Of course, there is still uncertainty even with thoughtful financial analysis. Maybe we will graduate during a recession and have difficulty finding a job or face lower wages. Perhaps personal circumstances will change in a way affecting our employment prospects. These uncertainties do not detract from the importance of in-depth financial reflection before a big decision, they amplify it!

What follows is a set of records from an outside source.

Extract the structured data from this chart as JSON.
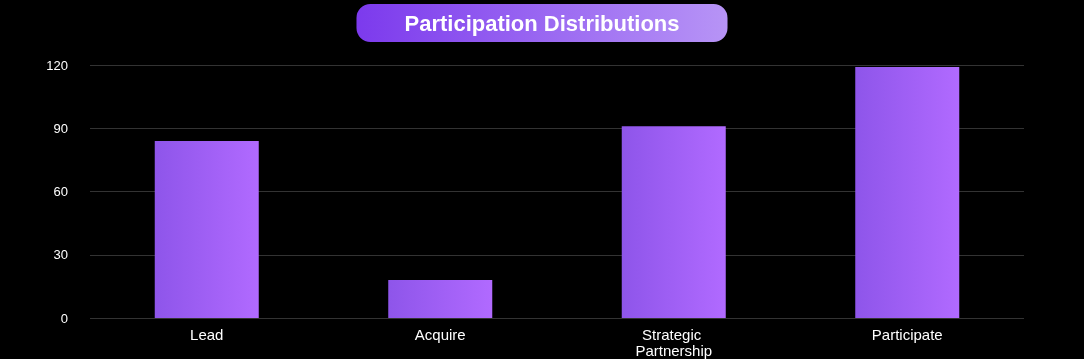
{
  "chart_data": {
    "type": "bar",
    "title": "Participation Distributions",
    "categories": [
      "Lead",
      "Acquire",
      "Strategic Partnership",
      "Participate"
    ],
    "values": [
      84,
      18,
      91,
      119
    ],
    "color": "#8e55ea",
    "ylim": [
      0,
      120
    ],
    "yticks": [
      0,
      30,
      60,
      90,
      120
    ],
    "grid": "y"
  }
}
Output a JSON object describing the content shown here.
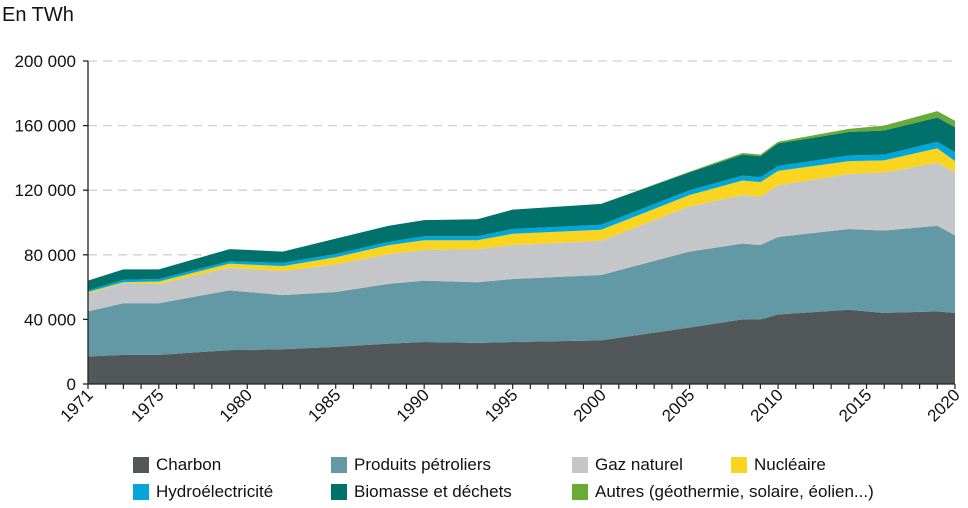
{
  "chart_data": {
    "type": "area",
    "stacked": true,
    "ylabel": "En TWh",
    "ylim": [
      0,
      200000
    ],
    "yticks": [
      0,
      40000,
      80000,
      120000,
      160000,
      200000
    ],
    "ytick_labels": [
      "0",
      "40 000",
      "80 000",
      "120 000",
      "160 000",
      "200 000"
    ],
    "xlim": [
      1971,
      2020
    ],
    "xtick_labels": [
      "1971",
      "1975",
      "1980",
      "1985",
      "1990",
      "1995",
      "2000",
      "2005",
      "2010",
      "2015",
      "2020"
    ],
    "grid": "horizontal dashed",
    "legend_position": "bottom",
    "x": [
      1971,
      1973,
      1975,
      1979,
      1982,
      1985,
      1988,
      1990,
      1993,
      1995,
      2000,
      2005,
      2008,
      2009,
      2010,
      2014,
      2016,
      2019,
      2020
    ],
    "series": [
      {
        "name": "Charbon",
        "color": "#525759",
        "values": [
          17000,
          18000,
          18000,
          21000,
          21500,
          23000,
          25000,
          26000,
          25500,
          26000,
          27000,
          35000,
          40000,
          40000,
          43000,
          46000,
          44000,
          45000,
          44000
        ]
      },
      {
        "name": "Produits pétroliers",
        "color": "#6398a5",
        "values": [
          28000,
          32000,
          32000,
          37000,
          33500,
          34000,
          37000,
          38000,
          37500,
          39000,
          40500,
          47000,
          47000,
          46000,
          48000,
          50000,
          51000,
          53000,
          48000
        ]
      },
      {
        "name": "Gaz naturel",
        "color": "#c5c6c9",
        "values": [
          11000,
          12500,
          12000,
          14000,
          15000,
          17000,
          18500,
          19000,
          20500,
          21000,
          21200,
          28000,
          30000,
          30000,
          32000,
          34000,
          36000,
          39000,
          39000
        ]
      },
      {
        "name": "Nucléaire",
        "color": "#f9d51f",
        "values": [
          1000,
          500,
          1500,
          2500,
          3000,
          4500,
          5500,
          6000,
          5500,
          7000,
          6800,
          7000,
          9000,
          9000,
          9000,
          8000,
          7500,
          9000,
          7000
        ]
      },
      {
        "name": "Hydroélectricité",
        "color": "#00a6dc",
        "values": [
          1000,
          1500,
          1500,
          1500,
          2000,
          2000,
          2000,
          2500,
          2500,
          3000,
          3100,
          3000,
          3000,
          3000,
          3000,
          3500,
          3500,
          4000,
          5500
        ]
      },
      {
        "name": "Biomasse et déchets",
        "color": "#00726b",
        "values": [
          6000,
          6500,
          6000,
          7500,
          7000,
          9500,
          10000,
          10000,
          10500,
          12000,
          12900,
          11000,
          13000,
          13000,
          14000,
          14500,
          15000,
          15000,
          15500
        ]
      },
      {
        "name": "Autres (géothermie, solaire, éolien...)",
        "color": "#6aaa36",
        "values": [
          0,
          0,
          0,
          0,
          0,
          0,
          0,
          0,
          0,
          0,
          0,
          500,
          1000,
          1000,
          1000,
          2000,
          3000,
          4000,
          4000
        ]
      }
    ]
  }
}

“While we can’t eliminate uncertainty, we can prepare for it. “

The above analysis shows that we can accept a lower paying job by simply stretching the payments out over a longer time frame. It also shows us the minimum amount we need to earn to cover our loan payments and living expenses. By changing some numbers and assumptions, we can ask a myriad of “what if” questions. What if we took a teaching job while we were in school to cut some of the costs? What if we used some of our savings to reduce our loan amount? More generally, finance provides a simple framework in which we can make important decisions from a position of clarity and understanding. So while we can’t eliminate uncertainty, we can prepare for it.

The emphasis here on student loans, while illustrative, is not unique. Auto loans and rentals, home loans, credit cards, savings and investment, retirement planning, etc. are all examples where a little financial thinking at the start can pay huge dividends. – pun intended – later. It is important to note that the analysis performed here, while approximate, is not only informative but easy to perform. The calculations require nothing more than arithmetic and could be done by most kids in middle school.

Imagine a generation of teens and young adults ready to face financial realities.